Zaznaczył, że nie powinien mieć większych problemów z wejściem do drużyny.
"Znam paru zawodników. Z Miłoszem Trojakiem i Piotrem Malarczykiem pracowałem już wcześniej. Pozostałych znam z boiska. Wielu młodych chłopaków, to duży plus tego zespołu. Teraz nie ma większych problemów z wchodzeniem do nowych drużyn. W Koronie nie ma zbyt wielu obcokrajowców, więc pod tym względem nie przewiduję większych problemów" - zapewnił szkoleniowiec. Dodał, że przynajmniej na razie nie przewiduje żadnych zmian w sztabie szkoleniowym Korony.

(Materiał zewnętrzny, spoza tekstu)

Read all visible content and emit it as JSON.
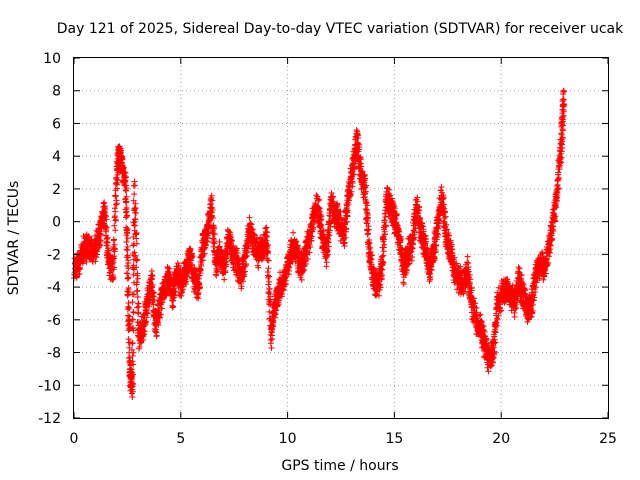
{
  "chart_data": {
    "type": "scatter",
    "title": "Day 121 of 2025, Sidereal Day-to-day VTEC variation (SDTVAR) for receiver ucak",
    "xlabel": "GPS time / hours",
    "ylabel": "SDTVAR / TECUs",
    "xlim": [
      0,
      25
    ],
    "ylim": [
      -12,
      10
    ],
    "x_ticks": [
      0,
      5,
      10,
      15,
      20,
      25
    ],
    "y_ticks": [
      -12,
      -10,
      -8,
      -6,
      -4,
      -2,
      0,
      2,
      4,
      6,
      8,
      10
    ],
    "grid": true,
    "marker": "+",
    "color": "#ff0000",
    "series": [
      {
        "name": "SDTVAR",
        "description_of_trace": "approximate traced envelope of the dense point cloud",
        "x": [
          0.0,
          0.2,
          0.4,
          0.6,
          0.8,
          1.0,
          1.2,
          1.4,
          1.6,
          1.8,
          2.0,
          2.1,
          2.2,
          2.4,
          2.5,
          2.6,
          2.7,
          2.8,
          3.0,
          3.2,
          3.4,
          3.6,
          3.8,
          4.0,
          4.2,
          4.4,
          4.6,
          4.8,
          5.0,
          5.2,
          5.4,
          5.6,
          5.8,
          6.0,
          6.2,
          6.4,
          6.6,
          6.8,
          7.0,
          7.2,
          7.4,
          7.6,
          7.8,
          8.0,
          8.2,
          8.4,
          8.6,
          8.8,
          9.0,
          9.2,
          9.4,
          9.6,
          9.8,
          10.0,
          10.2,
          10.4,
          10.6,
          10.8,
          11.0,
          11.2,
          11.4,
          11.6,
          11.8,
          12.0,
          12.2,
          12.4,
          12.6,
          12.8,
          13.0,
          13.2,
          13.4,
          13.6,
          13.8,
          14.0,
          14.2,
          14.4,
          14.6,
          14.8,
          15.0,
          15.2,
          15.4,
          15.6,
          15.8,
          16.0,
          16.2,
          16.4,
          16.6,
          16.8,
          17.0,
          17.2,
          17.4,
          17.6,
          17.8,
          18.0,
          18.2,
          18.4,
          18.6,
          18.8,
          19.0,
          19.2,
          19.4,
          19.6,
          19.8,
          20.0,
          20.2,
          20.4,
          20.6,
          20.8,
          21.0,
          21.2,
          21.4,
          21.6,
          21.8,
          22.0,
          22.2,
          22.4,
          22.6,
          22.8,
          22.9
        ],
        "y": [
          -3.0,
          -2.5,
          -1.8,
          -1.5,
          -2.0,
          -1.5,
          -0.5,
          0.5,
          -2.5,
          -3.0,
          3.5,
          4.0,
          3.8,
          2.0,
          -4.0,
          -9.5,
          -10.0,
          2.0,
          -7.0,
          -6.5,
          -5.0,
          -3.5,
          -6.5,
          -5.0,
          -4.0,
          -3.5,
          -4.5,
          -3.0,
          -4.0,
          -3.0,
          -2.0,
          -3.5,
          -4.0,
          -1.5,
          -0.5,
          1.0,
          -2.5,
          -2.0,
          -3.0,
          -1.0,
          -2.0,
          -2.5,
          -3.5,
          -2.0,
          -0.5,
          -1.5,
          -2.0,
          -1.5,
          -1.0,
          -7.0,
          -5.0,
          -4.0,
          -3.5,
          -2.5,
          -1.5,
          -2.0,
          -3.0,
          -2.0,
          -1.0,
          0.5,
          1.0,
          -1.0,
          -2.0,
          1.0,
          0.5,
          0.0,
          -1.0,
          1.5,
          3.0,
          5.0,
          3.0,
          2.0,
          -2.0,
          -3.5,
          -4.0,
          -2.5,
          1.5,
          1.0,
          0.0,
          -1.0,
          -3.0,
          -2.0,
          -1.5,
          1.0,
          -0.5,
          -1.5,
          -3.0,
          -2.0,
          0.0,
          1.5,
          -1.0,
          -2.0,
          -3.0,
          -3.5,
          -4.0,
          -3.0,
          -5.0,
          -6.0,
          -6.5,
          -7.5,
          -8.5,
          -8.0,
          -5.0,
          -4.5,
          -4.0,
          -4.5,
          -5.0,
          -3.5,
          -4.5,
          -5.5,
          -5.0,
          -3.0,
          -2.5,
          -3.0,
          -1.5,
          0.0,
          2.0,
          5.0,
          7.8
        ]
      }
    ]
  }
}
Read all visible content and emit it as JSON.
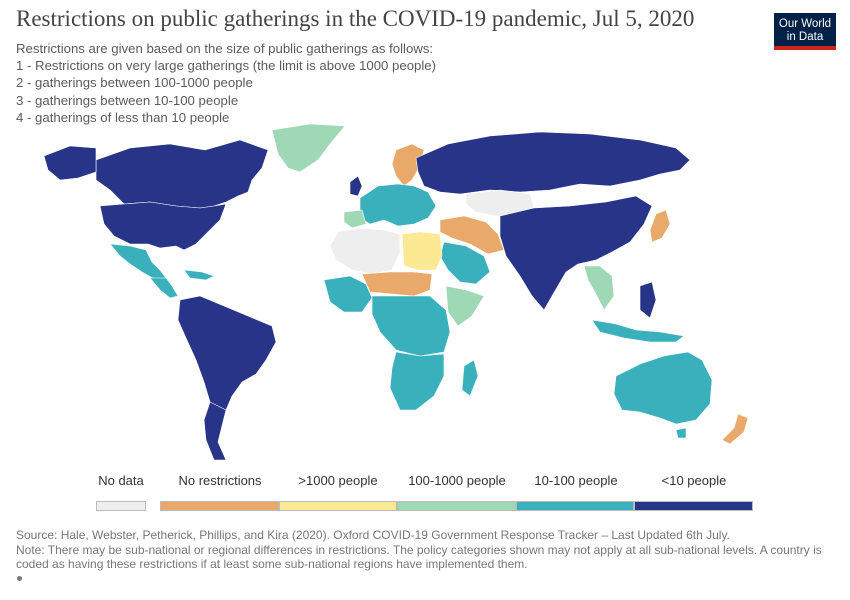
{
  "header": {
    "title": "Restrictions on public gatherings in the COVID-19 pandemic, Jul 5, 2020",
    "subtitle_lines": [
      "Restrictions are given based on the size of public gatherings as follows:",
      "1 - Restrictions on very large gatherings (the limit is above 1000 people)",
      "2 - gatherings between 100-1000 people",
      "3 - gatherings between 10-100 people",
      "4 - gatherings of less than 10 people"
    ]
  },
  "logo": {
    "line1": "Our World",
    "line2": "in Data"
  },
  "legend": {
    "items": [
      {
        "label": "No data",
        "color": "#eeeeee"
      },
      {
        "label": "No restrictions",
        "color": "#e8a96a"
      },
      {
        "label": ">1000 people",
        "color": "#fbea93"
      },
      {
        "label": "100-1000 people",
        "color": "#9fd8b4"
      },
      {
        "label": "10-100 people",
        "color": "#3bb0bd"
      },
      {
        "label": "<10 people",
        "color": "#283488"
      }
    ]
  },
  "footer": {
    "source": "Source: Hale, Webster, Petherick, Phillips, and Kira (2020). Oxford COVID-19 Government Response Tracker – Last Updated 6th July.",
    "note": "Note: There may be sub-national or regional differences in restrictions. The policy categories shown may not apply at all sub-national levels. A country is coded as having these restrictions if at least some sub-national regions have implemented them."
  },
  "regions": {
    "canada": "<10 people",
    "usa": "<10 people",
    "greenland": "100-1000 people",
    "mexico": "10-100 people",
    "central_america": "10-100 people",
    "south_america": "<10 people",
    "southern_cone": "<10 people",
    "europe": "10-100 people",
    "scandinavia": "No restrictions",
    "russia": "<10 people",
    "north_africa": "No data",
    "libya_egypt": ">1000 people",
    "west_africa": "10-100 people",
    "sahel": "No restrictions",
    "central_africa": "10-100 people",
    "southern_africa": "10-100 people",
    "middle_east": "No restrictions",
    "arabia": "10-100 people",
    "central_asia": "10-100 people",
    "china_india": "<10 people",
    "southeast_asia": "100-1000 people",
    "japan": "No restrictions",
    "australia": "10-100 people",
    "new_zealand": "No restrictions",
    "madagascar": "10-100 people",
    "philippines": "<10 people"
  }
}
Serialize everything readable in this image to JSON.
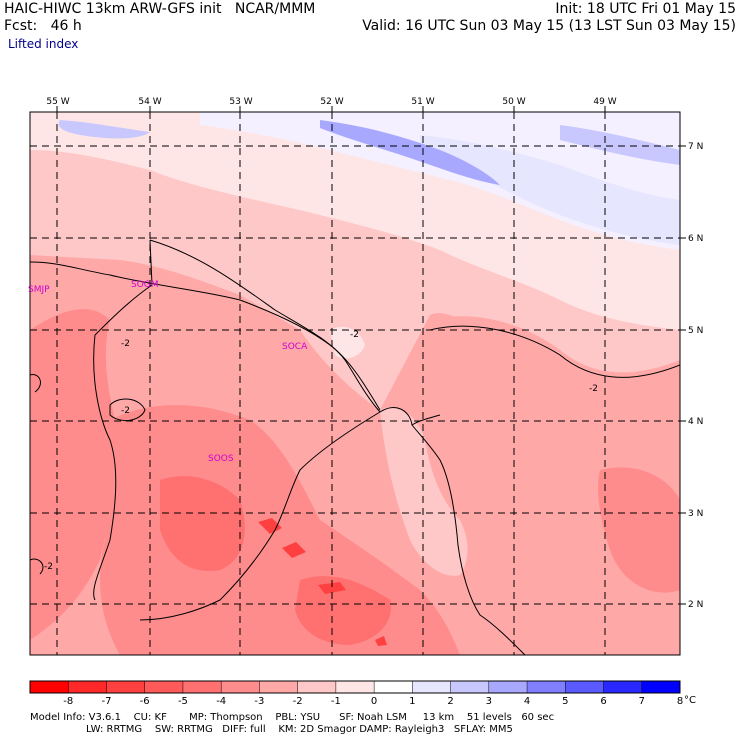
{
  "header": {
    "title": "HAIC-HIWC 13km ARW-GFS init   NCAR/MMM",
    "forecast": "Fcst:   46 h",
    "field": "Lifted index",
    "init": "Init: 18 UTC Fri 01 May 15",
    "valid": "Valid: 16 UTC Sun 03 May 15 (13 LST Sun 03 May 15)"
  },
  "map": {
    "longitude_labels": [
      "55 W",
      "54 W",
      "53 W",
      "52 W",
      "51 W",
      "50 W",
      "49 W"
    ],
    "latitude_labels": [
      "7 N",
      "6 N",
      "5 N",
      "4 N",
      "3 N",
      "2 N"
    ],
    "stations": [
      "SMJP",
      "SOGM",
      "SOCA",
      "SOOS"
    ],
    "contour_labels": [
      "-2",
      "-2",
      "-2",
      "-2",
      "-2"
    ]
  },
  "colorbar": {
    "ticks": [
      "-8",
      "-7",
      "-6",
      "-5",
      "-4",
      "-3",
      "-2",
      "-1",
      "0",
      "1",
      "2",
      "3",
      "4",
      "5",
      "6",
      "7",
      "8"
    ],
    "unit": "°C",
    "colors": [
      "#ff0000",
      "#ff2828",
      "#ff4040",
      "#ff5a5a",
      "#ff7070",
      "#ff8c8c",
      "#ffa8a8",
      "#ffc8c8",
      "#ffe6e6",
      "#ffffff",
      "#e6e6ff",
      "#c8c8ff",
      "#a8a8ff",
      "#8080ff",
      "#5a5aff",
      "#2828ff",
      "#0000ff"
    ]
  },
  "footer": {
    "line1": "Model Info: V3.6.1    CU: KF       MP: Thompson    PBL: YSU      SF: Noah LSM     13 km    51 levels   60 sec",
    "line2": "LW: RRTMG    SW: RRTMG   DIFF: full    KM: 2D Smagor DAMP: Rayleigh3   SFLAY: MM5"
  }
}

Zieliński na ławce Korony zadebiutuje w sobotę, kiedy kielczanie podejmą Cracovię. W klubie z Krakowa nowy trener zespołu z Kielc pracował od listopada 2021 do kwietnia tego roku.
"Zawsze jest dodatkowy smaczek, kiedy trener mierzy się z drużyną, w której wcześniej pracował. Ale to jest dodatkowy smaczek dla kibiców i kibiców. My skupiamy się na samym meczu i zrobimy wszystko, aby było ok" - powiedział trener Korony.